Predicting the Predictor: Engineering Laws for Sizing Neural Networks

Presented by Gerald Friedland

Wednesday, September 27, 2018
1:00 p.m.
ICSI Lecture Hall

Abstract:

Given a problem, most approaches to machine learning experiments currently involve significant amount of work in hyper parameter tuning. This is especially a problem for very large scale experiments, such as on multimedia or molecular dynamics data. This talk presents a line of research to be able to measure and predict the experimental design for neural networks. This presentation is made of three parts. Based on MacKay's information theoretic model of supervised machine learning~\cite{mackay2003}, I first present four easily applicable engineering rules to analytically determine the capacity of neural network architectures. These enable the comparison of the efficiency of different architectures independently of a task. Second, I introduce and experimentally validate a heuristic method to estimate the neural network capacity requirement for a given dataset and labeling. This allows an estimate of the maximum and expected required capacity of a neural network for a given problem. Third, I outline a generalization process that successively reduces the capacity starting at the estimate and conclude with a discussion on the consequences of sizing a network wrongly.

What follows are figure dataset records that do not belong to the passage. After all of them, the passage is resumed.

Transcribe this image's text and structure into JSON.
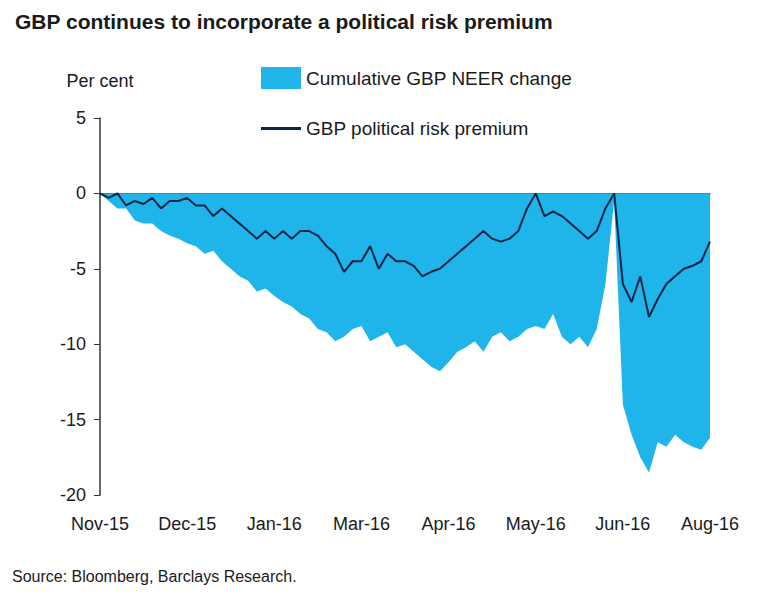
{
  "chart_data": {
    "type": "line",
    "title": "GBP continues to incorporate a political risk premium",
    "ylabel": "Per cent",
    "source": "Source: Bloomberg, Barclays Research.",
    "legend": "top",
    "grid": false,
    "categories": [
      "Nov-15",
      null,
      null,
      null,
      null,
      null,
      null,
      null,
      null,
      null,
      "Dec-15",
      null,
      null,
      null,
      null,
      null,
      null,
      null,
      null,
      null,
      "Jan-16",
      null,
      null,
      null,
      null,
      null,
      null,
      null,
      null,
      null,
      "Mar-16",
      null,
      null,
      null,
      null,
      null,
      null,
      null,
      null,
      null,
      "Apr-16",
      null,
      null,
      null,
      null,
      null,
      null,
      null,
      null,
      null,
      "May-16",
      null,
      null,
      null,
      null,
      null,
      null,
      null,
      null,
      null,
      "Jun-16",
      null,
      null,
      null,
      null,
      null,
      null,
      null,
      null,
      null,
      "Aug-16"
    ],
    "ylim": [
      -20,
      5
    ],
    "yticks": [
      -20,
      -15,
      -10,
      -5,
      0,
      5
    ],
    "series": [
      {
        "name": "Cumulative GBP NEER change",
        "type": "area",
        "color": "#1fb4ea",
        "values": [
          0,
          -0.5,
          -1.0,
          -1.0,
          -1.8,
          -2.0,
          -2.0,
          -2.5,
          -2.8,
          -3.0,
          -3.3,
          -3.5,
          -4.0,
          -3.8,
          -4.5,
          -5.0,
          -5.5,
          -5.8,
          -6.5,
          -6.3,
          -6.8,
          -7.2,
          -7.5,
          -8.0,
          -8.3,
          -9.0,
          -9.2,
          -9.8,
          -9.5,
          -9.0,
          -8.8,
          -9.8,
          -9.5,
          -9.2,
          -10.2,
          -10.0,
          -10.5,
          -11.0,
          -11.5,
          -11.8,
          -11.2,
          -10.5,
          -10.2,
          -9.8,
          -10.5,
          -9.5,
          -9.2,
          -9.8,
          -9.5,
          -9.0,
          -8.8,
          -9.0,
          -8.0,
          -9.5,
          -10.0,
          -9.5,
          -10.2,
          -9.0,
          -6.0,
          -0.5,
          -14.0,
          -16.0,
          -17.5,
          -18.5,
          -16.5,
          -16.8,
          -16.0,
          -16.5,
          -16.8,
          -17.0,
          -16.2
        ]
      },
      {
        "name": "GBP political risk premium",
        "type": "line",
        "color": "#0b2546",
        "values": [
          0,
          -0.3,
          0,
          -0.8,
          -0.5,
          -0.7,
          -0.3,
          -1.0,
          -0.5,
          -0.5,
          -0.3,
          -0.8,
          -0.8,
          -1.5,
          -1.0,
          -1.5,
          -2.0,
          -2.5,
          -3.0,
          -2.5,
          -3.0,
          -2.5,
          -3.0,
          -2.5,
          -2.5,
          -2.8,
          -3.5,
          -4.0,
          -5.2,
          -4.5,
          -4.5,
          -3.5,
          -5.0,
          -4.0,
          -4.5,
          -4.5,
          -4.8,
          -5.5,
          -5.2,
          -5.0,
          -4.5,
          -4.0,
          -3.5,
          -3.0,
          -2.5,
          -3.0,
          -3.2,
          -3.0,
          -2.5,
          -1.0,
          0,
          -1.5,
          -1.2,
          -1.5,
          -2.0,
          -2.5,
          -3.0,
          -2.5,
          -1.0,
          0,
          -6.0,
          -7.2,
          -5.5,
          -8.2,
          -7.0,
          -6.0,
          -5.5,
          -5.0,
          -4.8,
          -4.5,
          -3.2
        ]
      }
    ]
  }
}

The measurement and estimation tools and all experiments presented are available on github: https://github.com/fractor/nntailoring
An interactive sizing demo based on Tensorflow is available at: http://tfmeter.icsi.berkeley.edu

References:
- D.J.C. MacKay: "Information Theory, Inference, and Learning Algorithms", Cambridge University Press, 2003.
- G. Friedland, A. Metere, M. Krell: “A Practical Approach to Sizing Neural Networks”, LLNL Technical Report LLNL-TR-758456, to appear on arxiv.